Alternatively, as you apparently have no intention of using the fitting, why not remove it, and patch the hole with glass cloth and epoxy?
Just a thought, then you dont have to worry about possibly buying new fittings to do nothing.
 
Bajansallor is very wise. If you can do without the fitting and seacock just fill the hole then forget all about it. Here assuming the boat is out of the water....
You shamfer a gradient on both the outside and inside of the hull. From about 1 cms wider radius at the skin to about 1/4 depth from outside and another 1/4 depth from inside.
Now get your f/g cloth and cut many layers. This depends on the weight of cloth but you need to replace the full thickness of f/g of the hull ie .5cm thick so expect 10 or so layers of glass.
2 circles of f/glass will be the size of the largest area of shamfer. ie for a 50mm hole 70mm in dia. Each pair of circles of f/g will diminish in size until you have 4 circles exactly the size of the hole 50mm.
Divide the circles of f/glass into 2 sets.
Start from the inside. Get a supermarket plastic carry bag or similar with a kg of sand in it. (sealed) You need to be able to hold this bag up against the skin with prop or similar. Hopefully the bag will sit protruding into the hole to about halfway through the hull.
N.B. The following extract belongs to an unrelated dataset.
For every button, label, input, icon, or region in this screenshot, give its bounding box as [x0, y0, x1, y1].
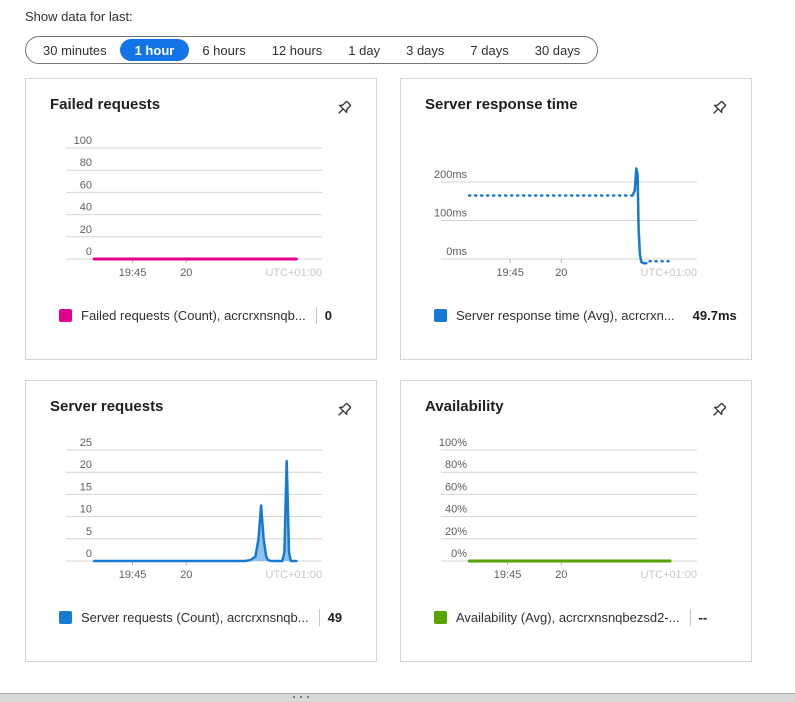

You can now lay up f/g with resin onto the plastic bag putting each f/g layer in with resin smaller first. if you have enough f/g the surface should be level with the inside of the hull. Stick another couple of layers even large over the patch on the inside if you feel like it.

When it is hard remove the plastic bag. Being plastic it should not stick to the hardened resin. Now lay up f/glass circles from the outside against the inside patch smallest first until hopefully the outer hull surface is level. Let it harden sand clean level and rough for paint attachment. You will soon forget it was ever a hole.

You can use polyester resin or epoxy. You will need to warm the enclosure for epoxy. The secret of this patch is that the inside patch and outside patch chemically bond providing the first patch has not good off completely. ie put the second patch on when the first is hard enough to support itself but don't leave it for weeks between patches. Work the resin in to exclude all air bubbles.

By its shape the patch will be locked in so polyester is OK even though normally its adhesive ability is not as good as epoxy. Polyester can be induced to harden quickly and at lower temps with more hardener but beware the resin going off in the pot. It would be worth doing a practice glass lay up first to get the hang of it.
It is a whole lot more permanent than refitting brass fittings. olewilll
 
Similar thing happened to me at the start of the season, when I renewed the raw water intake pipe. The fitting wept a bit (weeped?) but soon stopped and was never worse than the stern gland. But I worried about it all summer, and if I'd been able to get her out of the water for a weekend I'd have been happier reseating it with sikaflex. It is at the top of this winter's job list, if you don't do it you'll have that recurring dream about the tip of the mast sticking out of the water next to the mooring buoy.
 
I had exactly this issue on a previous boat where I had a redundant sea-cock.
I removed the whole fitting and plugged the opening with a f/g and resin and epoxy plug.
It's very easy - but if doing it in winter you will need some kind of heat to get the resin to harden.
 
Fill and reglass the hole if you can.

I had a through hull go 200nm offshore and you don't want that at even 30mtrs offshore

I nearly lost the boat
 
I appreciate the thought that re-glassing it is the best way forward - but it's bloomin chilly here now, and will be right up to the point that I go back in the water.... also I've never done ANY glassing, I have no power available at the boat, and a blanking cap is gonna cost me £3.48GBP... so I think it's gonna be a sikaflex and blanking plate job for the moment.

Many thanks for the detailed glassing post olewill!! I'll print that and keep it for next lift out.